Iraqi women not free yet

? There is a moment in Azar Nafisi’s memoir of life in Iran when she describes what it was like to be a captive in someone else’s dream. “A stern ayatollah,” she writes, “a blind and improbable philosopher-king, had decided to impose his dream on a country and a people and to re-create us in his own myopic vision.”

Nafisi’s book, whose very title — “Reading Lolita in Tehran” — would set all the ayatollahs on edge, chronicles her resistance to this “myopic vision.” She created an air pocket in the suffocating atmosphere of the Islamic revolution, a private classroom where a handful of students could come and talk about literature and life.

The subject of her book is not only freedom but what it was like for a woman to lose it. “Now that I could not call myself a teacher, a writer, now that I could not wear what I would normally wear, walk in the streets to the beat of my own body, shout if I wanted to or pat a male colleague on the back on the spur of the moment, now that all this was illegal,” she recalls, “I felt light and fictional, as if I were walking on air, as if I had been written into being and then erased in one quick swipe.”

This “memoir in books” is a remarkable blend of imagination and politics.
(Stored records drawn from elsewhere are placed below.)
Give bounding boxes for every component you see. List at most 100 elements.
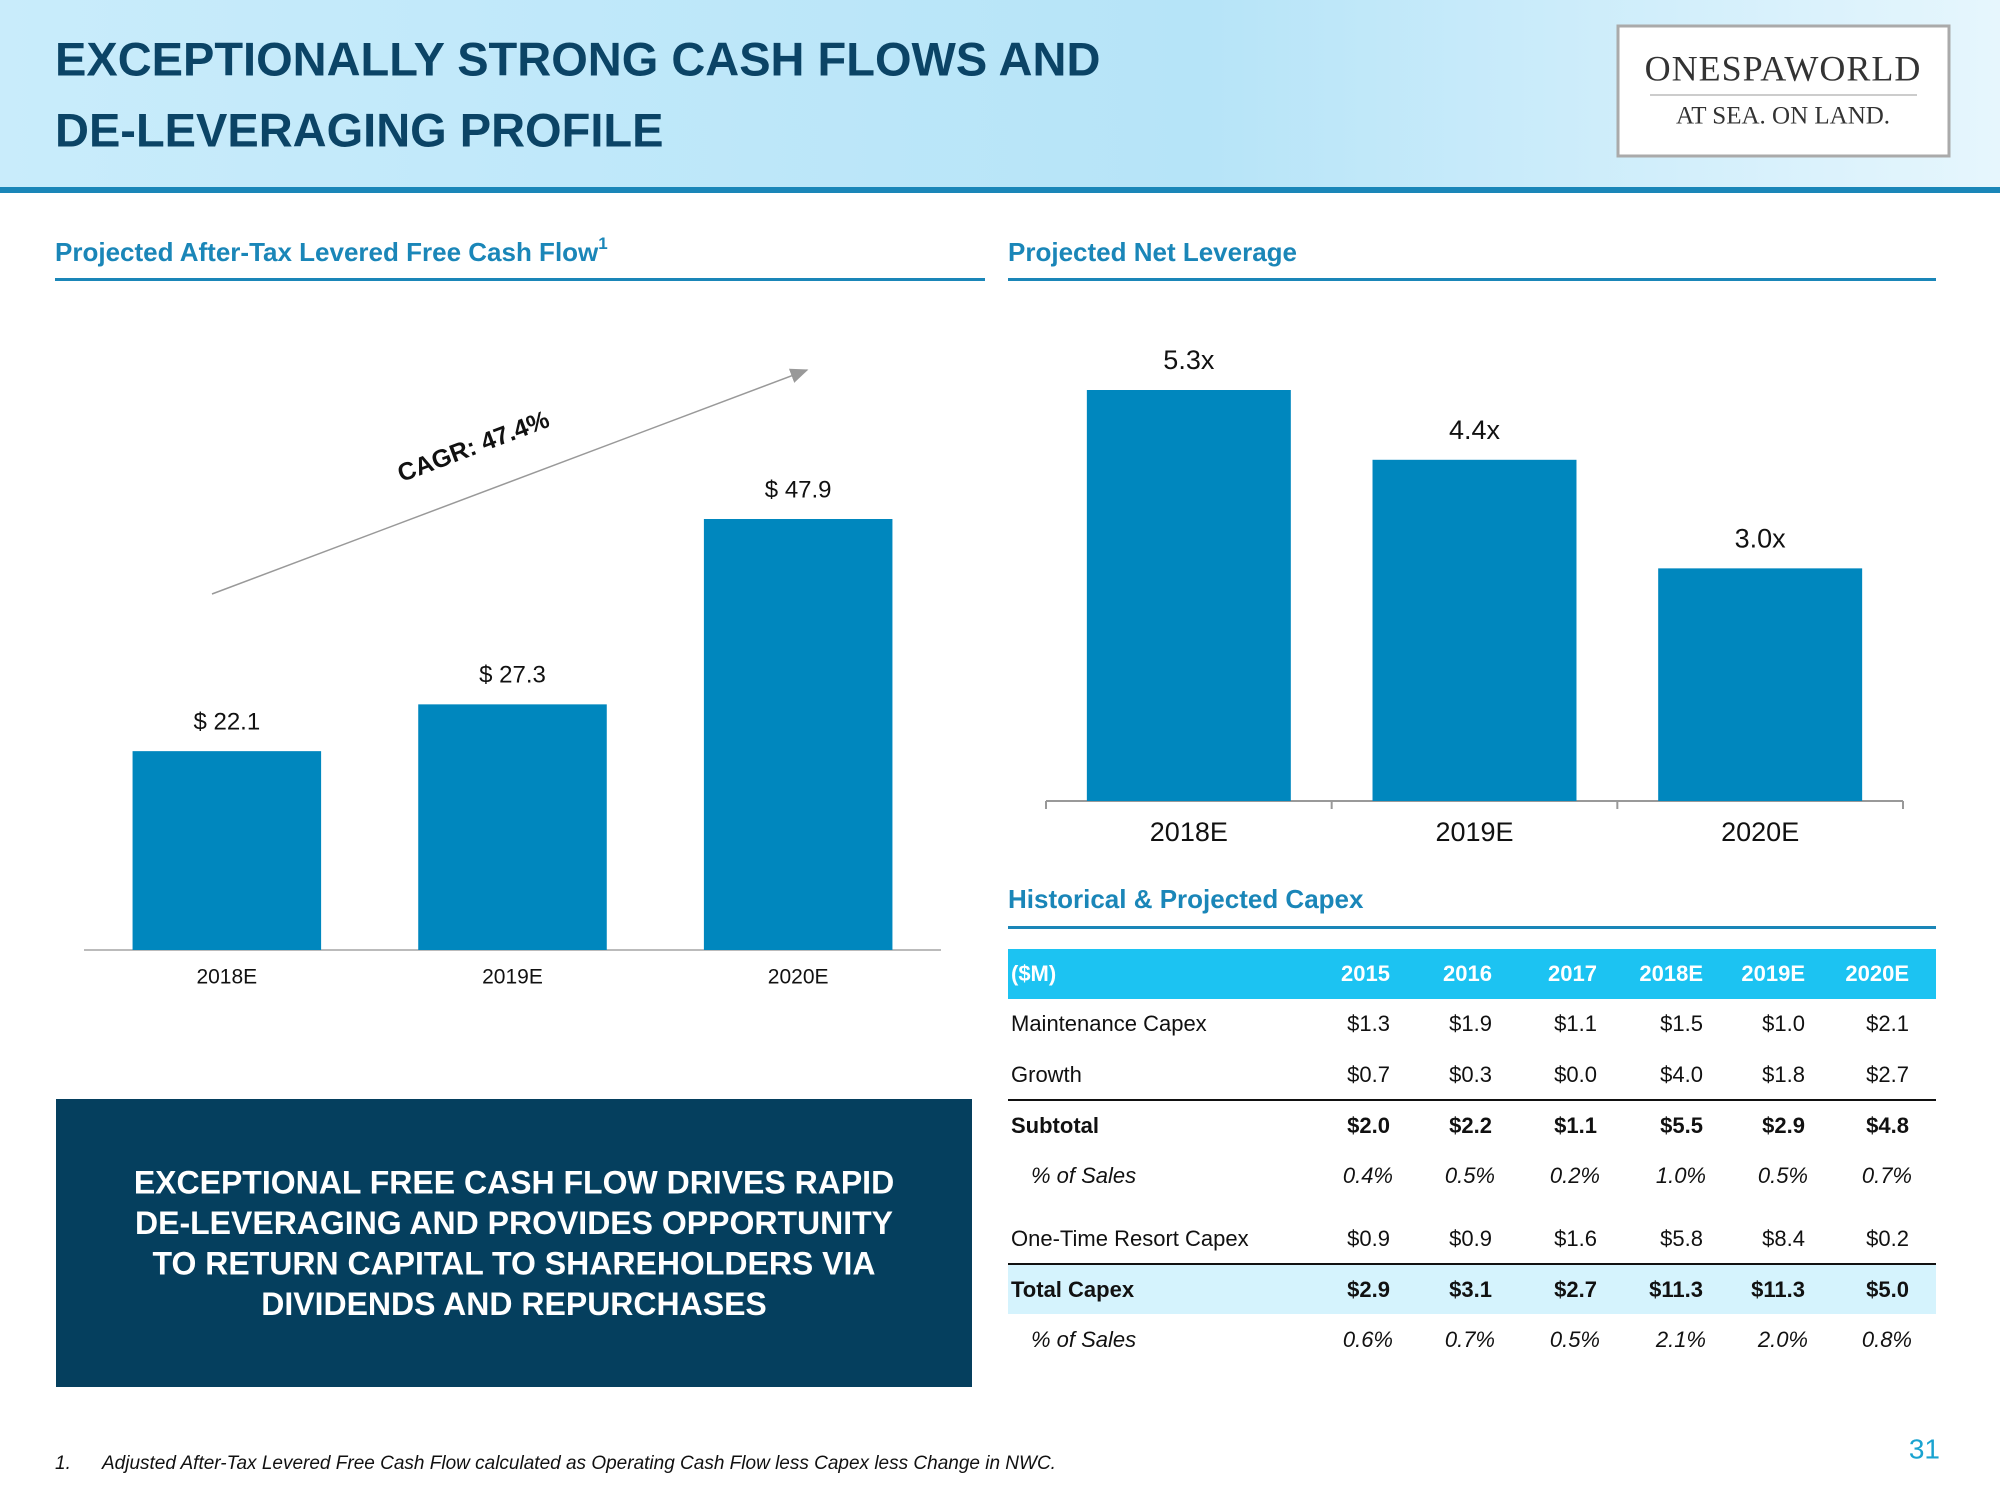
table-cell: $2.7 [1866, 1062, 1909, 1087]
table-cell: 0.6% [1343, 1327, 1393, 1352]
table-cell: $0.9 [1449, 1226, 1492, 1251]
table-cell: 0.5% [1758, 1163, 1808, 1188]
table-cell: $3.1 [1449, 1277, 1492, 1302]
table-cell: $11.3 [1649, 1277, 1703, 1302]
table-title: Historical & Projected Capex [1008, 884, 1364, 914]
chart-title: Projected After-Tax Levered Free Cash Fl… [55, 234, 608, 266]
table-cell: $2.9 [1347, 1277, 1390, 1302]
table-cell: $1.6 [1554, 1226, 1597, 1251]
logo-name: ONESPAWORLD [1645, 48, 1922, 88]
table-cell: $4.8 [1866, 1113, 1909, 1138]
row-label: Total Capex [1011, 1277, 1135, 1302]
table-cell: $2.0 [1347, 1113, 1390, 1138]
table-cell: $0.9 [1347, 1226, 1390, 1251]
table-cell: $1.0 [1762, 1011, 1805, 1036]
callout-line: EXCEPTIONAL FREE CASH FLOW DRIVES RAPID [134, 1164, 894, 1200]
table-cell: $1.8 [1762, 1062, 1805, 1087]
table-cell: 0.7% [1445, 1327, 1495, 1352]
row-label: Growth [1011, 1062, 1082, 1087]
callout-line: DE-LEVERAGING AND PROVIDES OPPORTUNITY [135, 1205, 893, 1241]
row-label: One-Time Resort Capex [1011, 1226, 1249, 1251]
table-cell: $1.9 [1449, 1011, 1492, 1036]
table-cell: 2.0% [1757, 1327, 1808, 1352]
data-label: 5.3x [1163, 345, 1215, 375]
table-cell: $2.9 [1762, 1113, 1805, 1138]
bar [703, 519, 893, 950]
section-rule [1008, 926, 1936, 929]
table-cell: 2.1% [1655, 1327, 1706, 1352]
chart-title-text: Projected After-Tax Levered Free Cash Fl… [55, 237, 599, 267]
title-line: DE-LEVERAGING PROFILE [55, 103, 663, 156]
table-header-bg [1008, 949, 1936, 999]
table-cell: $2.2 [1449, 1113, 1492, 1138]
table-cell: $4.0 [1660, 1062, 1703, 1087]
table-cell: $1.1 [1554, 1113, 1597, 1138]
table-cell: 1.0% [1656, 1163, 1706, 1188]
table-header: 2019E [1741, 961, 1805, 986]
bar [1658, 568, 1863, 801]
row-label: Subtotal [1011, 1113, 1099, 1138]
table-header: 2020E [1845, 961, 1909, 986]
table-cell: 0.7% [1862, 1163, 1912, 1188]
table-header: 2016 [1443, 961, 1492, 986]
x-tick-label: 2019E [482, 966, 543, 989]
table-cell: $5.0 [1866, 1277, 1909, 1302]
row-label: % of Sales [1031, 1327, 1136, 1352]
header-rule [0, 187, 2000, 193]
x-tick-label: 2020E [1721, 817, 1799, 847]
table-cell: $2.7 [1554, 1277, 1597, 1302]
bar [132, 751, 322, 950]
x-tick-label: 2019E [1435, 817, 1513, 847]
bar [418, 704, 607, 950]
callout-line: TO RETURN CAPITAL TO SHAREHOLDERS VIA [152, 1245, 875, 1281]
table-cell: 0.5% [1550, 1327, 1600, 1352]
table-cell: $0.7 [1347, 1062, 1390, 1087]
callout-line: DIVIDENDS AND REPURCHASES [261, 1286, 767, 1322]
table-header: 2017 [1548, 961, 1597, 986]
table-cell: $11.3 [1751, 1277, 1805, 1302]
data-label: $ 27.3 [479, 662, 546, 689]
table-cell: $1.5 [1660, 1011, 1703, 1036]
footnote-number: 1. [55, 1453, 71, 1474]
table-cell: $0.3 [1449, 1062, 1492, 1087]
table-cell: $1.3 [1347, 1011, 1390, 1036]
table-cell: 0.4% [1343, 1163, 1393, 1188]
page-number: 31 [1909, 1433, 1940, 1464]
bar [1372, 459, 1577, 801]
row-label: % of Sales [1031, 1163, 1136, 1188]
cagr-arrow [211, 368, 809, 595]
section-rule [1008, 278, 1936, 281]
logo-tagline: AT SEA. ON LAND. [1676, 103, 1890, 130]
table-header: 2015 [1341, 961, 1390, 986]
table-cell: $0.0 [1554, 1062, 1597, 1087]
table-cell: 0.5% [1445, 1163, 1495, 1188]
table-cell: $5.5 [1660, 1113, 1703, 1138]
total-row-bg [1008, 1265, 1936, 1314]
x-tick-label: 2020E [768, 966, 829, 989]
row-label: Maintenance Capex [1011, 1011, 1207, 1036]
section-rule [55, 278, 985, 281]
data-label: $ 22.1 [193, 708, 260, 735]
table-cell: 0.8% [1862, 1327, 1912, 1352]
table-header: ($M) [1011, 961, 1056, 986]
table-header: 2018E [1639, 961, 1703, 986]
callout-box [56, 1099, 972, 1387]
data-label: $ 47.9 [765, 476, 832, 503]
x-tick-label: 2018E [1150, 817, 1228, 847]
table-cell: 0.2% [1550, 1163, 1600, 1188]
chart-title: Projected Net Leverage [1008, 237, 1297, 267]
table-cell: $1.1 [1554, 1011, 1597, 1036]
data-label: 4.4x [1449, 415, 1501, 445]
table-cell: $5.8 [1660, 1226, 1703, 1251]
table-cell: $8.4 [1762, 1226, 1805, 1251]
bar [1086, 390, 1291, 801]
table-cell: $2.1 [1866, 1011, 1909, 1036]
annotation: CAGR: 47.4% [394, 405, 553, 487]
superscript: 1 [598, 234, 607, 253]
x-tick-label: 2018E [196, 966, 257, 989]
title-line: EXCEPTIONALLY STRONG CASH FLOWS AND [55, 32, 1100, 85]
data-label: 3.0x [1735, 523, 1787, 553]
footnote-text: Adjusted After-Tax Levered Free Cash Flo… [101, 1453, 1056, 1474]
But it’s a way to think about Iraq and Afghanistan as well. You see, things are not going so well for the women in the countries that we have “liberated.” There is a struggle there too with “stern ayatollahs.”

Last Wednesday another school south of Kabul was torched, the grounds littered with leaflets saying girls shouldn’t be in the classroom. Outside the cities, modern women no longer wear the burqas by fiat; they wear them by fear. In places where warlords rule the roads and Islamic clerics rule the courts, little has changed.

Meanwhile in Iraq, have you noticed that the man on the street interviews in Baghdad are, literally, man on the street interviews? Saddam is gone but women don’t feel safe; kidnappings are common and so, Human Rights Watch reports, is rape. There are signs in the market — “Sister, Veil Yourself” — and cars line up outside the schools to pick up daughters who cannot walk home safely.

As for women in public life, well, this summer the appointment of the first female judge in years was “postponed” in Najaf after a senior ayatollah ruled that judges had to be mature, sane and male. And this week the Iraqi Governing Council appointed a Cabinet — 24 men and one woman.

Through it all, there’s a curious silence from the White House. In 2001, right after the Afghanistan war, the president proudly declared that “we fight for the values we hold dear,” and one of those values was the freedom of women. He said, “The central goal of the terrorists is the brutal oppression of women,” and so women’s freedom was proof of our victory. “Women now come out of their homes from house arrest, able to walk the streets without chaperones.”

Now I wonder. Women in these countries have had their rights given and taken away before. Will they find themselves used as a cheap bargaining chip with the religious — male — fundamentalists?

The other day, Noah Feldman — whom I met a decade ago when he came before the Rhodes Scholarship committee — was interviewed about democracy and Islam. A law professor who’s worked on the new Iraqi constitution, Feldman cautioned against expecting full equality. But he added, “We should not think that just because right now there is deeply unequal treatment of men and women, that stops Muslim countries from ever being Democratic.” After all, he said, America was once a full-functioning democracy with deep inequality.

Fair enough. But America was once a democracy with slavery too. Would we accept a democracy without freedom today? Without women’s rights? Remember Abigail Adams’ letter to her husband in 1776 as he wrote the laws for the new country? “I desire you would Remember the Ladies, and be more generous and favorable to them than your ancestors.”

Women in Afghanistan are better off than under the Taliban, those poster boys of oppression. And few women in Iraq miss Saddam. But we are at a point of great uncertainty about the future of our “liberated” women — whether they will be free or forced to conform to a womanhood imagined by a theocrat.

So I am haunted by the story Nafisi tells of a 10-year-old who woke up inconsolable, racked with guilt, for having had an “illegal dream.” There is no room in the dream of universal human rights for an illegal dream. Once more: Remember the Ladies.